After the Korean man’s story and the lost children of Hurricane Katrina, I taught Claire this little call-and-response:

“What’s your name?”

“Claire Fitzhardinge.”

This morning she climbed into bed with footless pajamas and icy little feet. She tucked her feet under my warm belly and said happily:

“Claire feets hiding.”

mi mamacita is IN DA HOUSE

Picked Mum up from the airport this morning. She flew business class and looked dewy and fresh, straight off the plane. As I drove her to the B&B I pulled over – imagine a screeching of tires, though there was none – and said “Here’s someone I’d like you to meet!” Blanca was walking Milo and Claire to the playground. Claire hurtled into my arms, and I presented her for inspection.

“My grand-daughter!” said Mum.

“Kiss for Gemma?” I asked Claire.

“No,” said Claire, curling into my neck.

Mum was very cool about it. “Don’t push her,” she said. We hung out at the playground for a while, and Claire included Mum in a game; later, Claire thanked Mum for her new pink cardigan. But wasn’t until Mum had gone back to the B&B, and Claire and I were walking down to the Peruvian restaurant for dinner, that Claire had a chance to reflect on her day.

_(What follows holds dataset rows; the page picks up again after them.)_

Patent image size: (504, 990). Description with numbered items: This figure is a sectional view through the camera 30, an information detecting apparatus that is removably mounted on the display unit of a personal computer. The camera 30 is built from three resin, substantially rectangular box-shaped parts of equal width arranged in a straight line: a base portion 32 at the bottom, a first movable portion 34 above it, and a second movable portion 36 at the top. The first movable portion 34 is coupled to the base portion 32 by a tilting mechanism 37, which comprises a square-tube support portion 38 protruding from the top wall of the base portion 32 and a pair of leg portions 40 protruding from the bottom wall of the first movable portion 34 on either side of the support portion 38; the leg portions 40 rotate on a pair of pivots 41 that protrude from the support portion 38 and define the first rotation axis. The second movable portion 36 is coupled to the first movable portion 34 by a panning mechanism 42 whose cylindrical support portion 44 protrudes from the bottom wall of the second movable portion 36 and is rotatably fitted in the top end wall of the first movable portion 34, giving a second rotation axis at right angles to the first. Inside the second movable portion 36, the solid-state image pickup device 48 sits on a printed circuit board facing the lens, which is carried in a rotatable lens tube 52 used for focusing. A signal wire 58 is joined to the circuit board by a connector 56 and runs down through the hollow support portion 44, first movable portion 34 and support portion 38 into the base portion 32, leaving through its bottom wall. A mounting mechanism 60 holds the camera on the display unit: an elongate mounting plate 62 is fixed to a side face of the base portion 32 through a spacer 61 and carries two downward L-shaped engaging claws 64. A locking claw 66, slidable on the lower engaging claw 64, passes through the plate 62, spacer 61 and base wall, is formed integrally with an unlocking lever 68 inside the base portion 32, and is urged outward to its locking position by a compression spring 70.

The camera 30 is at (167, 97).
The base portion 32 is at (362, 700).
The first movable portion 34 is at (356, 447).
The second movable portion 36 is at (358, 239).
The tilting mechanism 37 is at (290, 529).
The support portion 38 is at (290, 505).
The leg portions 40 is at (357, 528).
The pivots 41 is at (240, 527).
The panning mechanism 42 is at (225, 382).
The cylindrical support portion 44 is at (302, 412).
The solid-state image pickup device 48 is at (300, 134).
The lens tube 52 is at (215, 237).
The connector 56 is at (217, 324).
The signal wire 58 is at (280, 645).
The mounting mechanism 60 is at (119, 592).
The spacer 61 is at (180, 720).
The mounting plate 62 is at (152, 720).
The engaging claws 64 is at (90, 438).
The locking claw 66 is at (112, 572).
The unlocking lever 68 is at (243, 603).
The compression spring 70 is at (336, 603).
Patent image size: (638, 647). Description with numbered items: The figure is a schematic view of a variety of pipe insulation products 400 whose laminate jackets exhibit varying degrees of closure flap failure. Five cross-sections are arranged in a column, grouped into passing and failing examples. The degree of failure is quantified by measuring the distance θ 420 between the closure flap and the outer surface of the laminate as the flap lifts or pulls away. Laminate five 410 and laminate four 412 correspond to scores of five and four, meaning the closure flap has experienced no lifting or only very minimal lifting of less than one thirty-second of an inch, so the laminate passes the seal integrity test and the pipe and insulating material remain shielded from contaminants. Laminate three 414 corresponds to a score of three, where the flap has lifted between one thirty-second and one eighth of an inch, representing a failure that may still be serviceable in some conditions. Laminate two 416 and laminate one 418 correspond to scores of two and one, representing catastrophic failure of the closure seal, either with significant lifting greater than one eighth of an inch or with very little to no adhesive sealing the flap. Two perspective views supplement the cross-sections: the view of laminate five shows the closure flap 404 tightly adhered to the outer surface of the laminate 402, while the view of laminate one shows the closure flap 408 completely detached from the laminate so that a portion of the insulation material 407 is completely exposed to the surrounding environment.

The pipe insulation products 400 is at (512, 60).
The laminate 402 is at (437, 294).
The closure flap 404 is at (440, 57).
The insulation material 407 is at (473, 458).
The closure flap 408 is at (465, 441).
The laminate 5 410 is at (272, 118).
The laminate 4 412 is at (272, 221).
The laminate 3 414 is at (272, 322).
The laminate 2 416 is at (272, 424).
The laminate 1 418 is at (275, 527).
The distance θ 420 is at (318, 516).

“Cardigan so pretty,” she said, admiring it. “It’s so great.”

“Gemma will be glad you like it.”

“Gemma tomorrow?”

“Yep.”

“Hi Gemma!”

“She’ll be so thrilled if you say that!”

Claire thought for a minute, then said: “I love you Gemma!”

Be warned. If she gets up the nerve to say it to Mum’s face, the universe will explode in cascades of rainbows and unicorns.